Harper’s parents, Rick and Melinda, also made the switch across to the team as co-naming sponsors, and became a regular presence as roadside soigneurs for Chris and the team.
“They’ve been incredible throughout my cycling career,” said Harper of his parents. “They’ve always supported me and given me the opportunity to give cycling the best crack I can. I don’t think without them that I’d be in the position I am now.”
“The team has a good history of pushing riders into the WorldTour, you’re always hoping that you’re the one that can make the step up. Racing is a constant up and down, so you never really know.”
IsoWhey Sports-SwissWellness changed into Bennelong-SwissWellness, then morphed into Team Bridgelane for 2019, as Andrew Christie-Johnston moved more into the background and Tom Petty took over the running of the team.
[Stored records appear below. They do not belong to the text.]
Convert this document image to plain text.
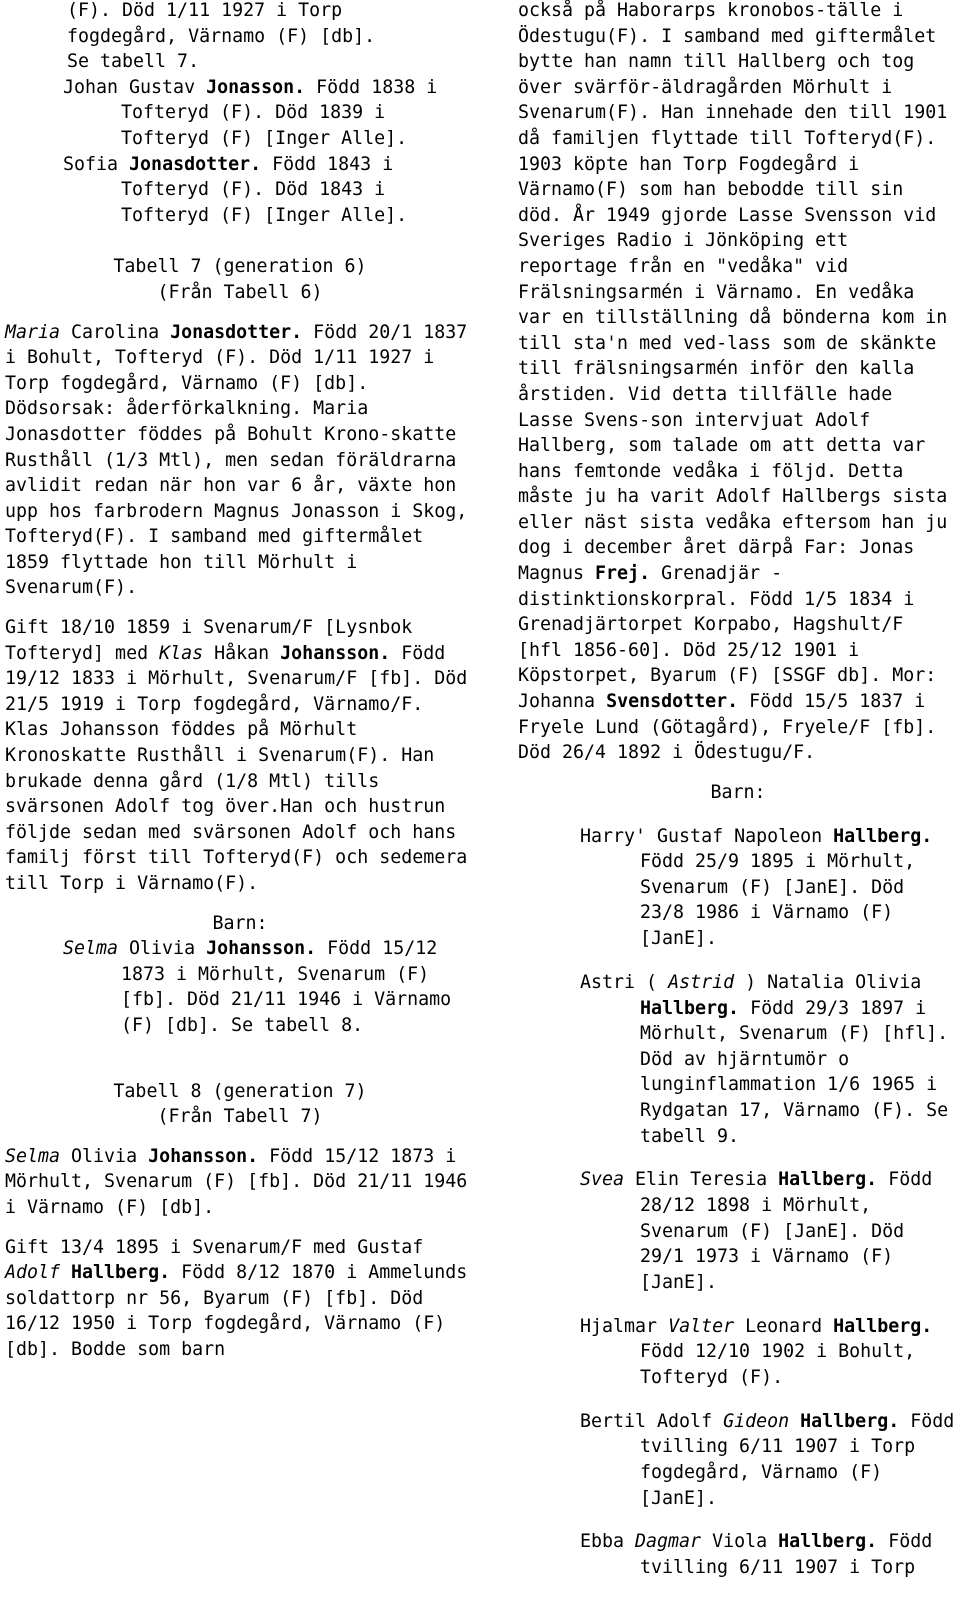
(F). Död 1/11 1927 i Torp

fogdegård, Värnamo (F) [db].

Se tabell 7.

Johan Gustav Jonasson. Född 1838 i Tofteryd (F). Död 1839 i Tofteryd (F) [Inger Alle].

Sofia Jonasdotter. Född 1843 i Tofteryd (F). Död 1843 i Tofteryd (F) [Inger Alle].

Tabell 7 (generation 6)

(Från Tabell 6)

Maria Carolina Jonasdotter. Född 20/1 1837 i Bohult, Tofteryd (F). Död 1/11 1927 i Torp fogdegård, Värnamo (F) [db]. Dödsorsak: åderförkalkning. Maria Jonasdotter föddes på Bohult Krono-skatte Rusthåll (1/3 Mtl), men sedan föräldrarna avlidit redan när hon var 6 år, växte hon upp hos farbrodern Magnus Jonasson i Skog, Tofteryd(F). I samband med giftermålet 1859 flyttade hon till Mörhult i Svenarum(F).

Gift 18/10 1859 i Svenarum/F [Lysnbok Tofteryd] med Klas Håkan Johansson. Född 19/12 1833 i Mörhult, Svenarum/F [fb]. Död 21/5 1919 i Torp fogdegård, Värnamo/F. Klas Johansson föddes på Mörhult Kronoskatte Rusthåll i Svenarum(F). Han brukade denna gård (1/8 Mtl) tills svärsonen Adolf tog över.Han och hustrun följde sedan med svärsonen Adolf och hans familj först till Tofteryd(F) och sedemera till Torp i Värnamo(F).

Barn:

Selma Olivia Johansson. Född 15/12 1873 i Mörhult, Svenarum (F) [fb]. Död 21/11 1946 i Värnamo (F) [db]. Se tabell 8.

Tabell 8 (generation 7)

(Från Tabell 7)

Selma Olivia Johansson. Född 15/12 1873 i Mörhult, Svenarum (F) [fb]. Död 21/11 1946 i Värnamo (F) [db].

Gift 13/4 1895 i Svenarum/F med Gustaf Adolf Hallberg. Född 8/12 1870 i Ammelunds soldattorp nr 56, Byarum (F) [fb]. Död 16/12 1950 i Torp fogdegård, Värnamo (F) [db]. Bodde som barn

också på Haborarps kronobos-tälle i Ödestugu(F). I samband med giftermålet bytte han namn till Hallberg och tog över svärför-äldragården Mörhult i Svenarum(F). Han innehade den till 1901 då familjen flyttade till Tofteryd(F). 1903 köpte han Torp Fogdegård i Värnamo(F) som han bebodde till sin död. År 1949 gjorde Lasse Svensson vid Sveriges Radio i Jönköping ett reportage från en "vedåka" vid Frälsningsarmén i Värnamo. En vedåka var en tillställning då bönderna kom in till sta'n med ved-lass som de skänkte till frälsningsarmén inför den kalla årstiden. Vid detta tillfälle hade Lasse Svens-son intervjuat Adolf Hallberg, som talade om att detta var hans femtonde vedåka i följd. Detta måste ju ha varit Adolf Hallbergs sista eller näst sista vedåka eftersom han ju dog i december året därpå Far: Jonas Magnus Frej. Grenadjär - distinktionskorpral. Född 1/5 1834 i Grenadjärtorpet Korpabo, Hagshult/F [hfl 1856-60]. Död 25/12 1901 i Köpstorpet, Byarum (F) [SSGF db]. Mor: Johanna Svensdotter. Född 15/5 1837 i Fryele Lund (Götagård), Fryele/F [fb]. Död 26/4 1892 i Ödestugu/F.

Barn:

Harry' Gustaf Napoleon Hallberg. Född 25/9 1895 i Mörhult, Svenarum (F) [JanE]. Död 23/8 1986 i Värnamo (F) [JanE].

Astri ( Astrid ) Natalia Olivia Hallberg. Född 29/3 1897 i Mörhult, Svenarum (F) [hfl]. Död av hjärntumör o lunginflammation 1/6 1965 i Rydgatan 17, Värnamo (F). Se tabell 9.

Svea Elin Teresia Hallberg. Född 28/12 1898 i Mörhult, Svenarum (F) [JanE]. Död 29/1 1973 i Värnamo (F) [JanE].

Hjalmar Valter Leonard Hallberg. Född 12/10 1902 i Bohult, Tofteryd (F).

Bertil Adolf Gideon Hallberg. Född tvilling 6/11 1907 i Torp fogdegård, Värnamo (F) [JanE].

Ebba Dagmar Viola Hallberg. Född tvilling 6/11 1907 i Torp
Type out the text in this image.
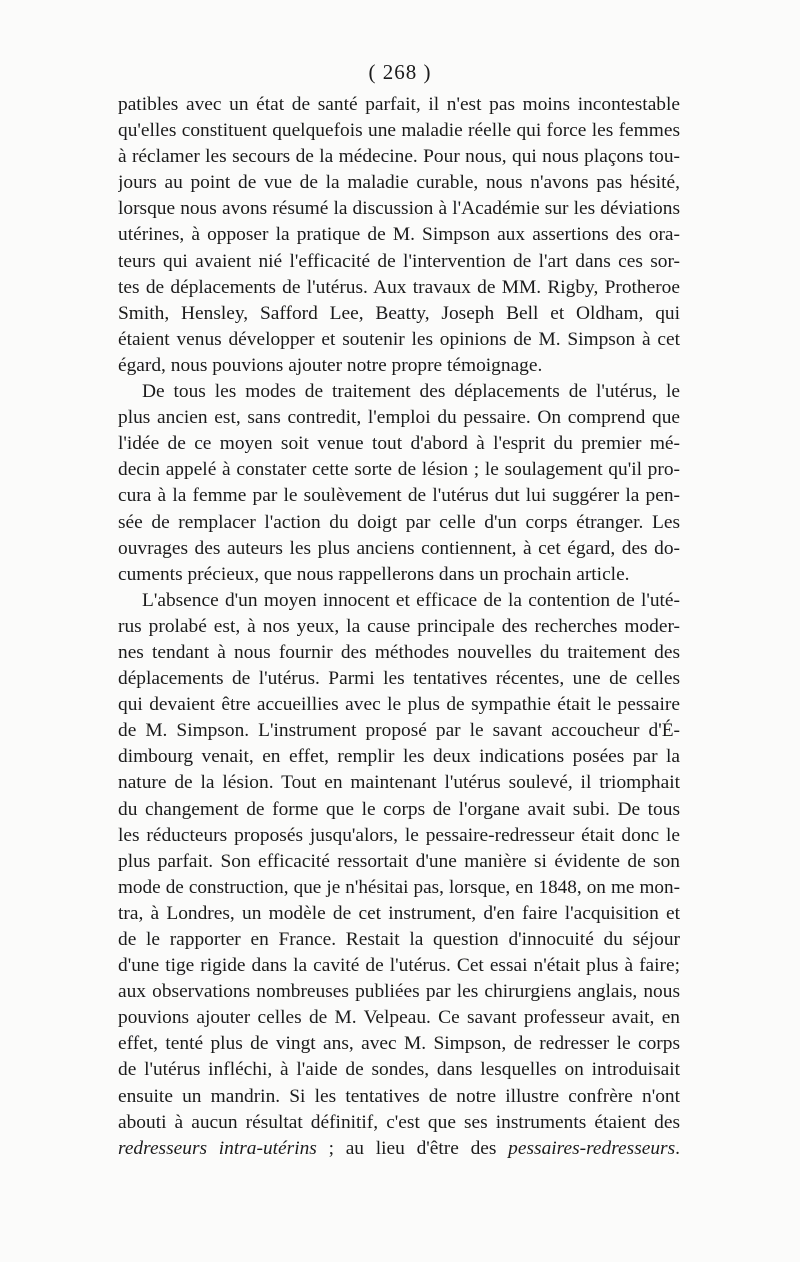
( 268 )
patibles avec un état de santé parfait, il n'est pas moins incontestable
qu'elles constituent quelquefois une maladie réelle qui force les femmes
à réclamer les secours de la médecine. Pour nous, qui nous plaçons tou-
jours au point de vue de la maladie curable, nous n'avons pas hésité,
lorsque nous avons résumé la discussion à l'Académie sur les déviations
utérines, à opposer la pratique de M. Simpson aux assertions des ora-
teurs qui avaient nié l'efficacité de l'intervention de l'art dans ces sor-
tes de déplacements de l'utérus. Aux travaux de MM. Rigby, Protheroe
Smith, Hensley, Safford Lee, Beatty, Joseph Bell et Oldham, qui
étaient venus développer et soutenir les opinions de M. Simpson à cet
égard, nous pouvions ajouter notre propre témoignage.
De tous les modes de traitement des déplacements de l'utérus, le
plus ancien est, sans contredit, l'emploi du pessaire. On comprend que
l'idée de ce moyen soit venue tout d'abord à l'esprit du premier mé-
decin appelé à constater cette sorte de lésion ; le soulagement qu'il pro-
cura à la femme par le soulèvement de l'utérus dut lui suggérer la pen-
sée de remplacer l'action du doigt par celle d'un corps étranger. Les
ouvrages des auteurs les plus anciens contiennent, à cet égard, des do-
cuments précieux, que nous rappellerons dans un prochain article.
L'absence d'un moyen innocent et efficace de la contention de l'uté-
rus prolabé est, à nos yeux, la cause principale des recherches moder-
nes tendant à nous fournir des méthodes nouvelles du traitement des
déplacements de l'utérus. Parmi les tentatives récentes, une de celles
qui devaient être accueillies avec le plus de sympathie était le pessaire
de M. Simpson. L'instrument proposé par le savant accoucheur d'É-
dimbourg venait, en effet, remplir les deux indications posées par la
nature de la lésion. Tout en maintenant l'utérus soulevé, il triomphait
du changement de forme que le corps de l'organe avait subi. De tous
les réducteurs proposés jusqu'alors, le pessaire-redresseur était donc le
plus parfait. Son efficacité ressortait d'une manière si évidente de son
mode de construction, que je n'hésitai pas, lorsque, en 1848, on me mon-
tra, à Londres, un modèle de cet instrument, d'en faire l'acquisition et
de le rapporter en France. Restait la question d'innocuité du séjour
d'une tige rigide dans la cavité de l'utérus. Cet essai n'était plus à faire;
aux observations nombreuses publiées par les chirurgiens anglais, nous
pouvions ajouter celles de M. Velpeau. Ce savant professeur avait, en
effet, tenté plus de vingt ans, avec M. Simpson, de redresser le corps
de l'utérus infléchi, à l'aide de sondes, dans lesquelles on introduisait
ensuite un mandrin. Si les tentatives de notre illustre confrère n'ont
abouti à aucun résultat définitif, c'est que ses instruments étaient des
redresseurs intra-utérins ; au lieu d'être des pessaires-redresseurs.
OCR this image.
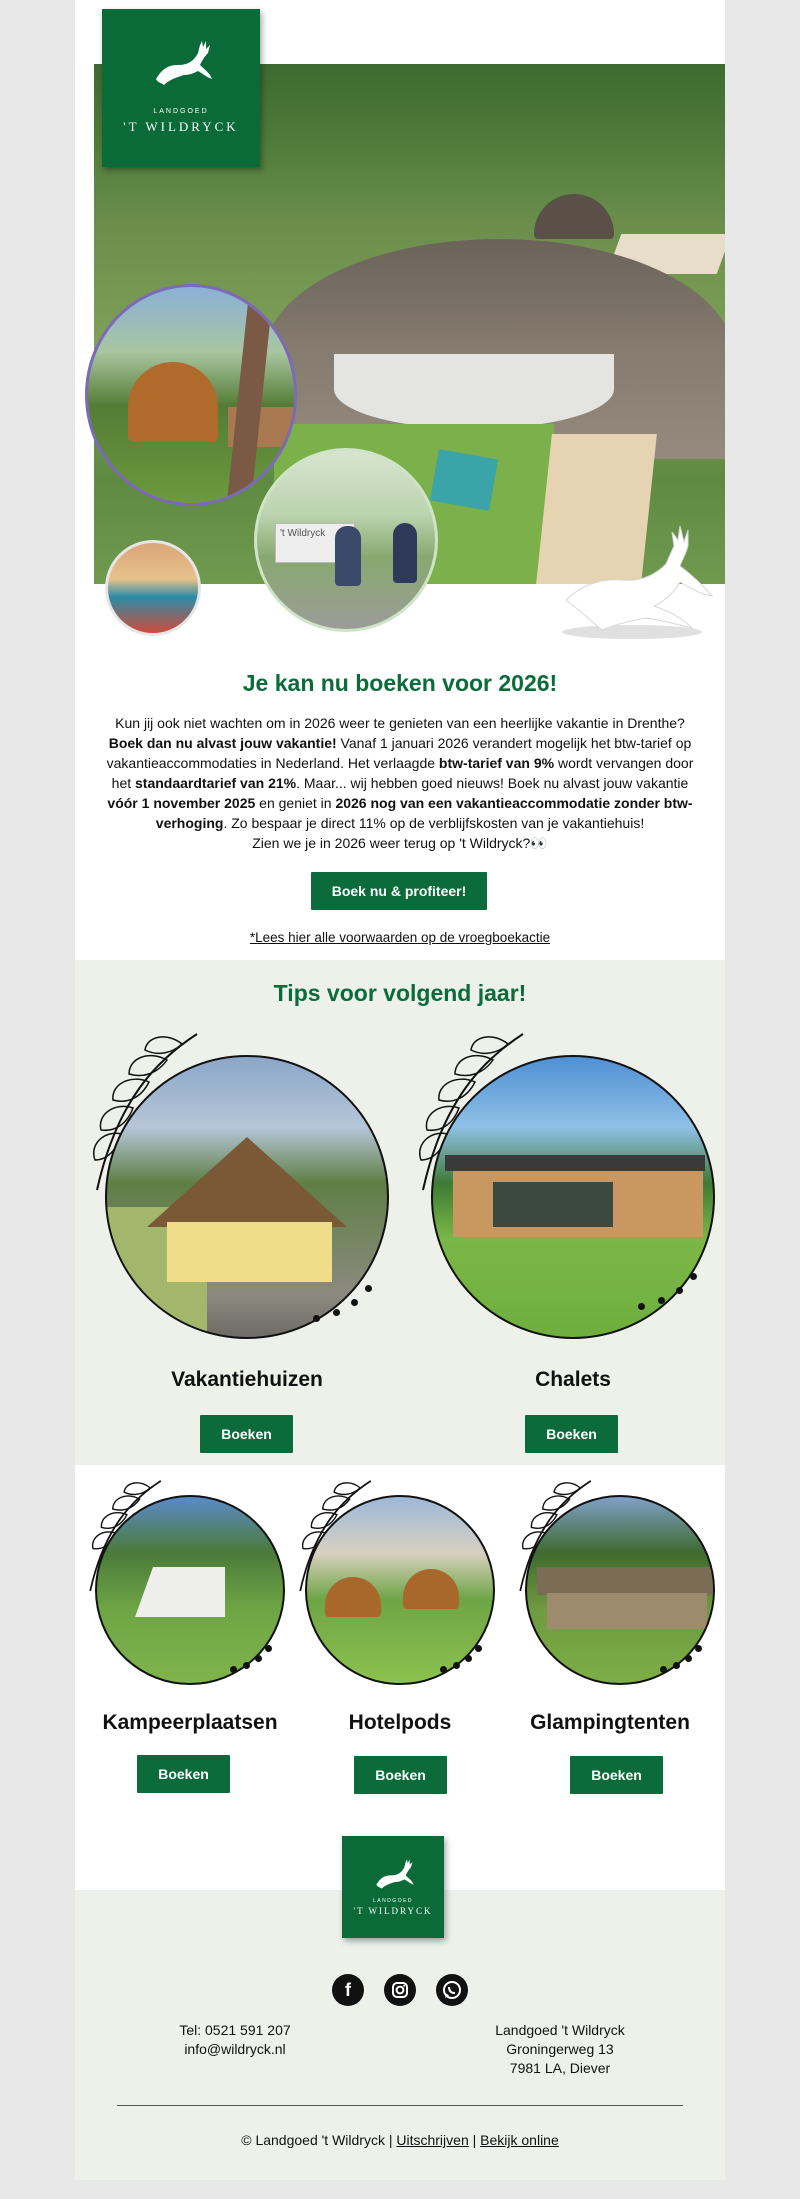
LANDGOED
'T WILDRYCK
't Wildryck
Je kan nu boeken voor 2026!
Kun jij ook niet wachten om in 2026 weer te genieten van een heerlijke vakantie in Drenthe?
Boek dan nu alvast jouw vakantie! Vanaf 1 januari 2026 verandert mogelijk het btw-tarief op vakantieaccommodaties in Nederland. Het verlaagde btw-tarief van 9% wordt vervangen door het standaardtarief van 21%. Maar... wij hebben goed nieuws! Boek nu alvast jouw vakantie vóór 1 november 2025 en geniet in 2026 nog van een vakantieaccommodatie zonder btw-verhoging. Zo bespaar je direct 11% op de verblijfskosten van je vakantiehuis!
Zien we je in 2026 weer terug op 't Wildryck?👀
Boek nu & profiteer!
*Lees hier alle voorwaarden op de vroegboekactie
Tips voor volgend jaar!
Vakantiehuizen
Boeken
Chalets
Boeken
Kampeerplaatsen
Boeken
Hotelpods
Boeken
Glampingtenten
Boeken
LANDGOED
'T WILDRYCK
f
Tel: 0521 591 207
info@wildryck.nl
Landgoed 't Wildryck
Groningerweg 13
7981 LA, Diever
© Landgoed 't Wildryck | Uitschrijven | Bekijk online
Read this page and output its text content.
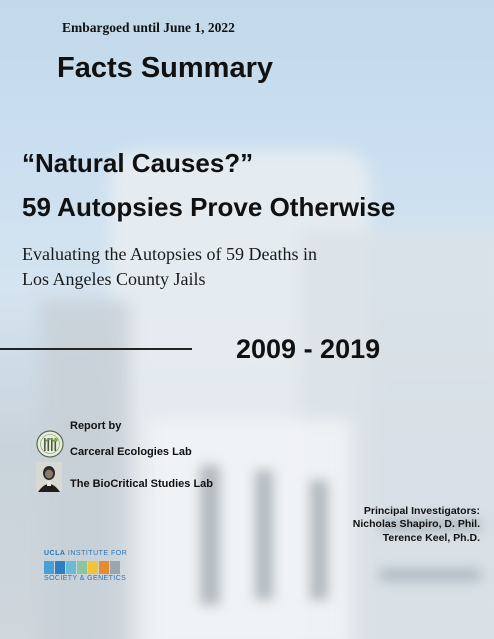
Embargoed until June 1, 2022
Facts Summary
“Natural Causes?”
59 Autopsies Prove Otherwise
Evaluating the Autopsies of 59 Deaths in
Los Angeles County Jails
2009 - 2019
Report by
Carceral Ecologies Lab
The BioCritical Studies Lab
Principal Investigators:
Nicholas Shapiro, D. Phil.
Terence Keel, Ph.D.
UCLA INSTITUTE FOR
SOCIETY & GENETICS
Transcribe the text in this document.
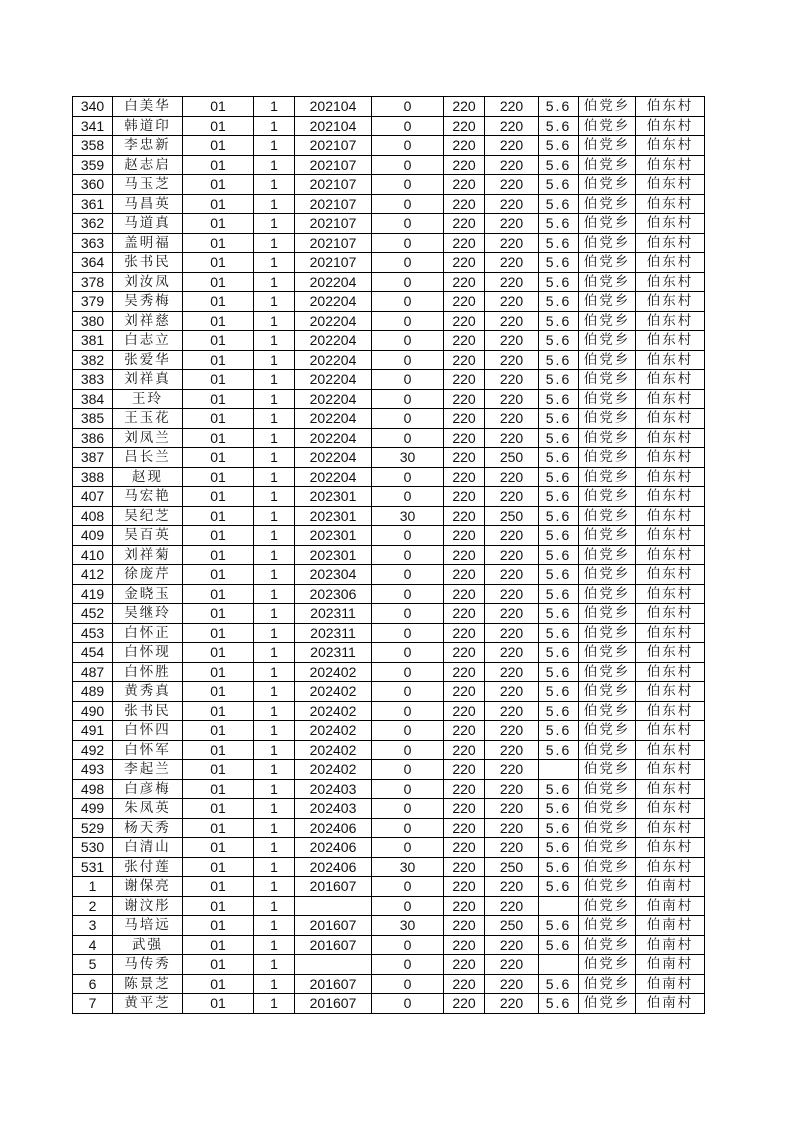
340	白美华	01	1	202104	0	220	220	5.6	伯党乡	伯东村
341	韩道印	01	1	202104	0	220	220	5.6	伯党乡	伯东村
358	李忠新	01	1	202107	0	220	220	5.6	伯党乡	伯东村
359	赵志启	01	1	202107	0	220	220	5.6	伯党乡	伯东村
360	马玉芝	01	1	202107	0	220	220	5.6	伯党乡	伯东村
361	马昌英	01	1	202107	0	220	220	5.6	伯党乡	伯东村
362	马道真	01	1	202107	0	220	220	5.6	伯党乡	伯东村
363	盖明福	01	1	202107	0	220	220	5.6	伯党乡	伯东村
364	张书民	01	1	202107	0	220	220	5.6	伯党乡	伯东村
378	刘汝凤	01	1	202204	0	220	220	5.6	伯党乡	伯东村
379	吴秀梅	01	1	202204	0	220	220	5.6	伯党乡	伯东村
380	刘祥慈	01	1	202204	0	220	220	5.6	伯党乡	伯东村
381	白志立	01	1	202204	0	220	220	5.6	伯党乡	伯东村
382	张爱华	01	1	202204	0	220	220	5.6	伯党乡	伯东村
383	刘祥真	01	1	202204	0	220	220	5.6	伯党乡	伯东村
384	王玲	01	1	202204	0	220	220	5.6	伯党乡	伯东村
385	王玉花	01	1	202204	0	220	220	5.6	伯党乡	伯东村
386	刘凤兰	01	1	202204	0	220	220	5.6	伯党乡	伯东村
387	吕长兰	01	1	202204	30	220	250	5.6	伯党乡	伯东村
388	赵现	01	1	202204	0	220	220	5.6	伯党乡	伯东村
407	马宏艳	01	1	202301	0	220	220	5.6	伯党乡	伯东村
408	吴纪芝	01	1	202301	30	220	250	5.6	伯党乡	伯东村
409	吴百英	01	1	202301	0	220	220	5.6	伯党乡	伯东村
410	刘祥菊	01	1	202301	0	220	220	5.6	伯党乡	伯东村
412	徐庞芹	01	1	202304	0	220	220	5.6	伯党乡	伯东村
419	金晓玉	01	1	202306	0	220	220	5.6	伯党乡	伯东村
452	吴继玲	01	1	202311	0	220	220	5.6	伯党乡	伯东村
453	白怀正	01	1	202311	0	220	220	5.6	伯党乡	伯东村
454	白怀现	01	1	202311	0	220	220	5.6	伯党乡	伯东村
487	白怀胜	01	1	202402	0	220	220	5.6	伯党乡	伯东村
489	黄秀真	01	1	202402	0	220	220	5.6	伯党乡	伯东村
490	张书民	01	1	202402	0	220	220	5.6	伯党乡	伯东村
491	白怀四	01	1	202402	0	220	220	5.6	伯党乡	伯东村
492	白怀军	01	1	202402	0	220	220	5.6	伯党乡	伯东村
493	李起兰	01	1	202402	0	220	220		伯党乡	伯东村
498	白彦梅	01	1	202403	0	220	220	5.6	伯党乡	伯东村
499	朱凤英	01	1	202403	0	220	220	5.6	伯党乡	伯东村
529	杨天秀	01	1	202406	0	220	220	5.6	伯党乡	伯东村
530	白清山	01	1	202406	0	220	220	5.6	伯党乡	伯东村
531	张付莲	01	1	202406	30	220	250	5.6	伯党乡	伯东村
1	谢保亮	01	1	201607	0	220	220	5.6	伯党乡	伯南村
2	谢汶彤	01	1		0	220	220		伯党乡	伯南村
3	马培远	01	1	201607	30	220	250	5.6	伯党乡	伯南村
4	武强	01	1	201607	0	220	220	5.6	伯党乡	伯南村
5	马传秀	01	1		0	220	220		伯党乡	伯南村
6	陈景芝	01	1	201607	0	220	220	5.6	伯党乡	伯南村
7	黄平芝	01	1	201607	0	220	220	5.6	伯党乡	伯南村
But a step into the background hasn’t diminished the Tasmananian cycling development guru's impact on Harper’s career.
“I’d like to thank everyone that has supported me over the years, all the teams that I’ve ridden with, all the sponsors of those teams that have given me a chance to ride my bike all over the world,” said Harper. “A big one goes out to Andrew Christie-Johnston as well, he’s been pivotal in helping me achieve the results I have this year and step up to the WorldTour.
“Obviously Bridgelane is the same structure as what Andrew Christie-Johnston put in place and he’s still involved behind the team. He’s also coached me for over a year now.
“The team has always given the rider a race platform, that, if you want to become a WorldTour rider it gives you that opportunity. I don’t think there’s another organization within Australia that gives you that opportunity.
“Not only going to Europe, but going to the right races, where directors from other teams notice the results. A lot of riders do the Euro thing, but maybe it’s not the right races to get them noticed. This a structure where if you’ve got the form and work hard, you have the opportunity to show yourself on a big stage.”
The gangly climber recognises he will take a massive step up next season to WorldTour star squad Jumbo-Visma, with the team bursting at the seams with Grand Tour-winning talent in Primoz Roglic and Tom Dumoulin, a top-tier sprinter in Dylan Groenewegen and one of the most promising talents in world cycling in Wout van Aert.
Harper fully anticipates being thrown in the deep end, especially as domestique for the likes of Roglic and Dumoulin in 2020.
“For sure, I hope to be,” Harper said. “That’s the best way to learn, from the best. The team’s coming off a successful season and it’s only going to get better.
“You look at the roster and it’s full of quality riders, not just GC guys but sprinters, time-triallists and classic riders as well. It’s a super good mix, but for me, someone who wants to develop into a GC rider, there are so many good riders to learn from. How they prepare for and race the biggest races in the world.
“It gives you a lot of confidence in the team. They obviously know what they’re doing. It’s very motivating as well to get out on your bike and get in condition for the races, knowing that everyone else is doing exactly the same thing.”
If there’s anything clearly repeatable as a strategy for getting better at cycling, hard work is top of the list. Talent comes and goes, but the top riders put in the hard yards and deliver consistently. Harper has learned this lesson over and over again, reaping the rewards of a steadily developing trajectory racing alongside the best in the world.
“There are obviously super talented bike riders out there even at 18, 19 years old,” said Harper. “Look at Remco (Evenepoel) the other day, you wouldn’t pick that he goes straight into worlds and is on the podium.
“I don’t necessarily think that because you come through a bit later that it’s a bad thing. Everyone takes their own to time to develop and find their legs. Everyone progresses at a different rate and you have to wait and see what happens over a rider’s career.”